The Almond in the Earth


Everyone becomes obsessed by something. For Elvira, the Russian/Estonian writer and translator, it was an apartment overlooking the sea at the far end of Mojácar Playa. She had decided, at the end of the first week of the residency, to move here. There was little work for her as a translator of Estonian literature after the collapse of the Soviet Union. She felt, living in her apartment in Tallin, that she had become unconnected from things, a stranger in her own country. “Estonians, they do not want me to translate. There is no more work,” she would say, her chin in the air, her beauty startling. From then on, she could talk of nothing other than housing options in Mojácar—an apartment in the English end, a flat in the centre of town, the marina that might be built on the west end of the beach. We were even coaxed into visiting one with her. (which we then tried to figure how to diplomatically talk her out of buying). It was like the ultimate intimacy to come out of a residency experience. People weren’t getting married—someone was actually going to continue living here!
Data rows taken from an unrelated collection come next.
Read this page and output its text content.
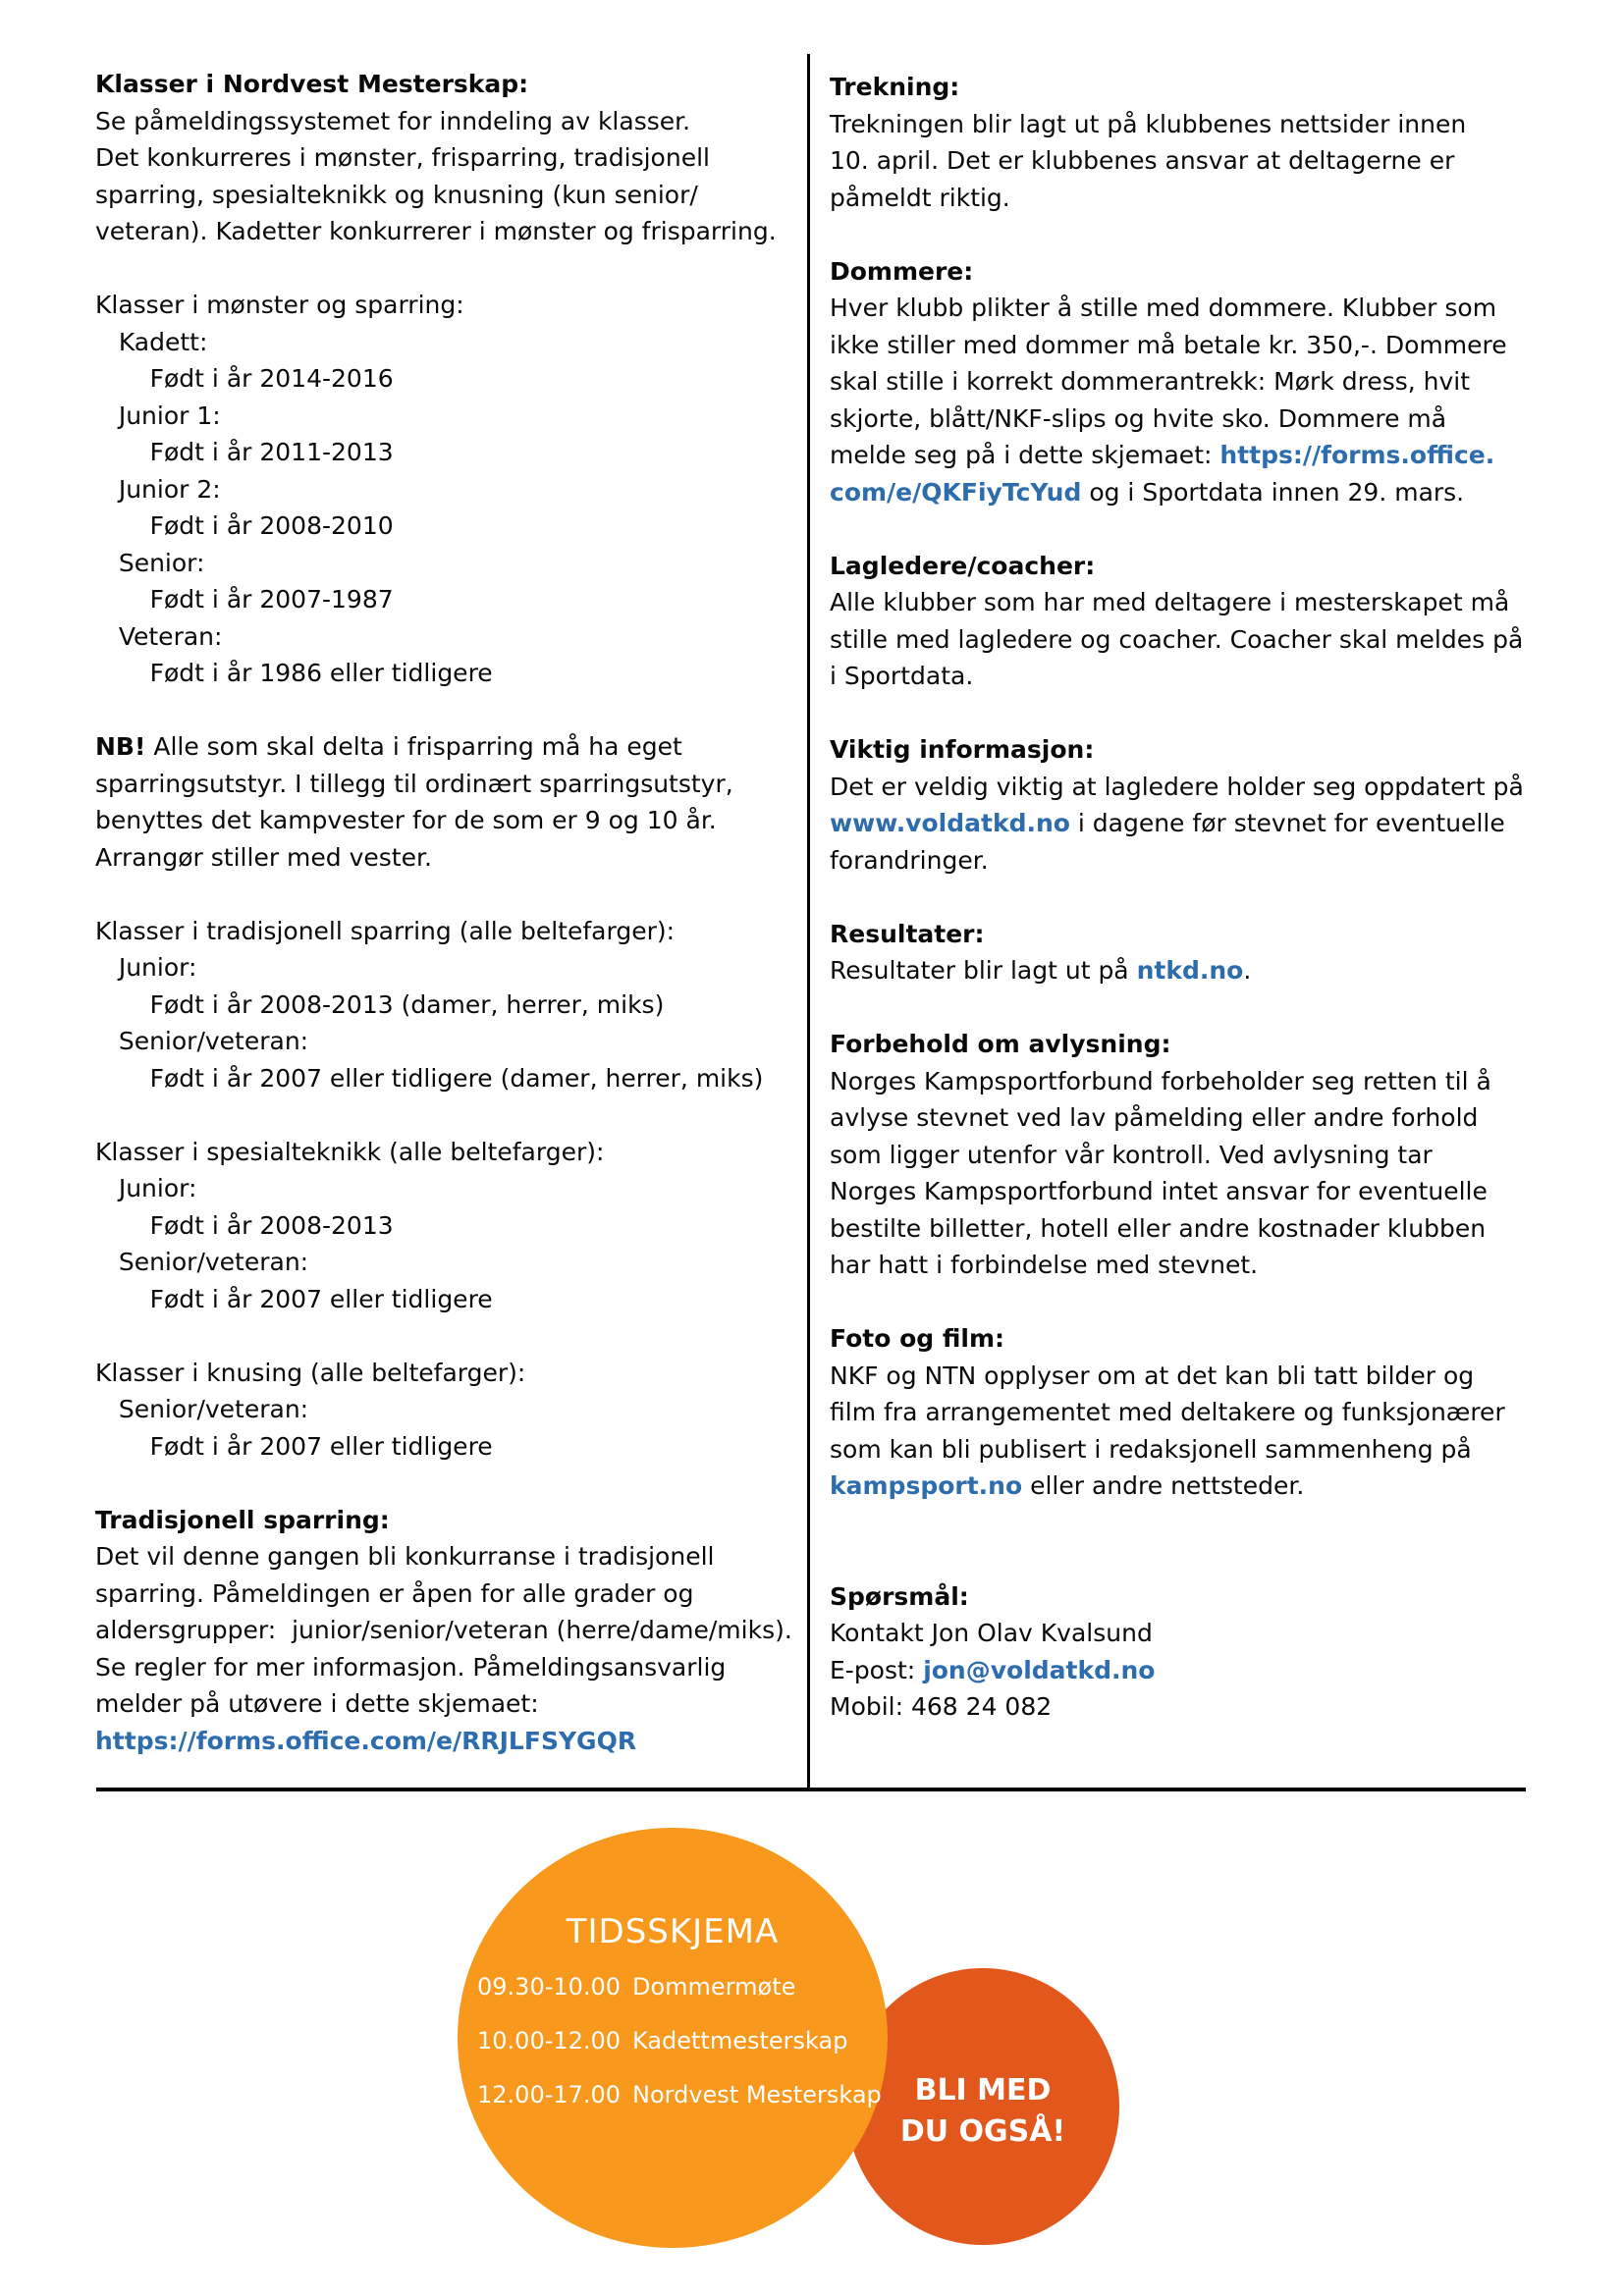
Klasser i Nordvest Mesterskap:
Se påmeldingssystemet for inndeling av klasser.
Det konkurreres i mønster, frisparring, tradisjonell
sparring, spesialteknikk og knusning (kun senior/
veteran). Kadetter konkurrerer i mønster og frisparring.
Klasser i mønster og sparring:
Kadett:
Født i år 2014-2016
Junior 1:
Født i år 2011-2013
Junior 2:
Født i år 2008-2010
Senior:
Født i år 2007-1987
Veteran:
Født i år 1986 eller tidligere
NB! Alle som skal delta i frisparring må ha eget
sparringsutstyr. I tillegg til ordinært sparringsutstyr,
benyttes det kampvester for de som er 9 og 10 år.
Arrangør stiller med vester.
Klasser i tradisjonell sparring (alle beltefarger):
Junior:
Født i år 2008-2013 (damer, herrer, miks)
Senior/veteran:
Født i år 2007 eller tidligere (damer, herrer, miks)
Klasser i spesialteknikk (alle beltefarger):
Junior:
Født i år 2008-2013
Senior/veteran:
Født i år 2007 eller tidligere
Klasser i knusing (alle beltefarger):
Senior/veteran:
Født i år 2007 eller tidligere
Tradisjonell sparring:
Det vil denne gangen bli konkurranse i tradisjonell
sparring. Påmeldingen er åpen for alle grader og
aldersgrupper:  junior/senior/veteran (herre/dame/miks).
Se regler for mer informasjon. Påmeldingsansvarlig
melder på utøvere i dette skjemaet:
https://forms.office.com/e/RRJLFSYGQR
Trekning:
Trekningen blir lagt ut på klubbenes nettsider innen
10. april. Det er klubbenes ansvar at deltagerne er
påmeldt riktig.
Dommere:
Hver klubb plikter å stille med dommere. Klubber som
ikke stiller med dommer må betale kr. 350,-. Dommere
skal stille i korrekt dommerantrekk: Mørk dress, hvit
skjorte, blått/NKF-slips og hvite sko. Dommere må
melde seg på i dette skjemaet: https://forms.office.
com/e/QKFiyTcYud og i Sportdata innen 29. mars.
Lagledere/coacher:
Alle klubber som har med deltagere i mesterskapet må
stille med lagledere og coacher. Coacher skal meldes på
i Sportdata.
Viktig informasjon:
Det er veldig viktig at lagledere holder seg oppdatert på
www.voldatkd.no i dagene før stevnet for eventuelle
forandringer.
Resultater:
Resultater blir lagt ut på ntkd.no.
Forbehold om avlysning:
Norges Kampsportforbund forbeholder seg retten til å
avlyse stevnet ved lav påmelding eller andre forhold
som ligger utenfor vår kontroll. Ved avlysning tar
Norges Kampsportforbund intet ansvar for eventuelle
bestilte billetter, hotell eller andre kostnader klubben
har hatt i forbindelse med stevnet.
Foto og film:
NKF og NTN opplyser om at det kan bli tatt bilder og
film fra arrangementet med deltakere og funksjonærer
som kan bli publisert i redaksjonell sammenheng på
kampsport.no eller andre nettsteder.
Spørsmål:
Kontakt Jon Olav Kvalsund
E-post: jon@voldatkd.no
Mobil: 468 24 082
BLI MED
DU OGSÅ!
TIDSSKJEMA
09.30-10.00 Dommermøte
10.00-12.00 Kadettmesterskap
12.00-17.00 Nordvest Mesterskap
We lived vicariously, and fretfully, through her real estate adventures.

For others, quite a few of us, it was the mountain. Mojácar Vieja, which towered above the foundation. Reputedly the old site of the town, it is covered in pottery fragments from the Romans, the Visigoths, the Moors, the Spanish. They abandoned it when the town overgrew its site. Fragments of walls, terraced gardens and mortar still remain. The whole thing is an archaeological site. It can be reached from the almond tree fields at the back of the house, where, despite drought, the earth was always damp and soft. The trees began blooming in earnest a week before we left. Almond entering the windows.

Francis, who lives in Northern Nigeria, fantasized about climbing it, and to our knowledge, never did. His discomfort with heights. Even a road with small cliff on one side could make him swoon. Kåre used it as solace and mini-gym, climbing to the top to read for hours. Jill, though she only made it halfway up, used to jog around a field at its base. ‘Trotting’, she called it, which we loved.
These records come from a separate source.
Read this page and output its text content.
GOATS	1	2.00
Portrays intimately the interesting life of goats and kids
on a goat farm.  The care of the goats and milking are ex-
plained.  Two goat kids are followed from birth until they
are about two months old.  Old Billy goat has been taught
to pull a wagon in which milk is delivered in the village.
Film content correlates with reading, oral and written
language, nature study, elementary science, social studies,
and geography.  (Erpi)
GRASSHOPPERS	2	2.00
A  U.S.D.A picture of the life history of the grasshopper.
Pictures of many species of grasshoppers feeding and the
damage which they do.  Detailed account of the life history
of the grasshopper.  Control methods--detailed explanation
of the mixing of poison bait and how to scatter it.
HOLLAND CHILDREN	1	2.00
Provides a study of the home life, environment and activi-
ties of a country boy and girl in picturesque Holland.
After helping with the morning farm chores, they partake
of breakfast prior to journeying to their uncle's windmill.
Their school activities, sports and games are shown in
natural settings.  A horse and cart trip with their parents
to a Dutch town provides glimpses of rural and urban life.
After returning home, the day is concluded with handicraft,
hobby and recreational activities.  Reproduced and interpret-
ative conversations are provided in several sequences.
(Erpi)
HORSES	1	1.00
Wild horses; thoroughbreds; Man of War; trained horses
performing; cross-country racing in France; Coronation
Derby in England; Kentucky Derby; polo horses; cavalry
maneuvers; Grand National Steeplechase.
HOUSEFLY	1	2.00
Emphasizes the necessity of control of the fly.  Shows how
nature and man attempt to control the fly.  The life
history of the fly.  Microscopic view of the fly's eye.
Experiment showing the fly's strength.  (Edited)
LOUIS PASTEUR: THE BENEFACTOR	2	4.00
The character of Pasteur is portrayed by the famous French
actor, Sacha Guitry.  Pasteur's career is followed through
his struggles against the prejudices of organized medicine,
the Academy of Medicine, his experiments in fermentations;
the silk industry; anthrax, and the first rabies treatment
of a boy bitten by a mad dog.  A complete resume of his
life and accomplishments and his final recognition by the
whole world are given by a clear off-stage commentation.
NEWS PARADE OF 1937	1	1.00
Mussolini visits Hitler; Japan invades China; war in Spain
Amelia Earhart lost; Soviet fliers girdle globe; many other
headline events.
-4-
Hephzibah and I became obsessed with the mountain itself, and specifically, the almond, carved, in the Roman era, into its peak. Divesting it of its peak. Turning peak into flat top, into cistern, lined with rocks, mortar and plaster, creating an almond shaped hollow at the top—peak turned inside out, peak become basin, cradle. The whole town, as it was, lived off the water that was saved in the cistern. Hephzibah photographed the entire mountain, from every angle that she could walk to, and then painted each view. Stones from the top became tracings, mirroring each view, until a virtual compass of portraits grew in her studio. I wrote about her process, wrote about the almond itself, wrote about the day she stretched string from one end of the peak to the other, and then again at the radius, until a horizonal cross was made, from which she hung stones, finding, in a way, the centre of the mountain. The stones and the string were still there when we left. Something about its strange openness found its way into almost every poem I wrote in January.

Francis said he was going to climb the mountain on the last day, when he would be the last one remaining at the Foundation until his 7pm bus to Madrid. He would have found small piles of pottery, a kind of compass of stone, a metronome made of string, and stone piled high at the edge of the almond, where one former resident climbed down inside to paint a picture of the inner walls and was caught up for hours.

Oh, and Elvira decided in the end to rent an apartment for six months before committing to a purchase. Though it is a beautiful place, we northerns/westerners all breathed collective sighs of relief.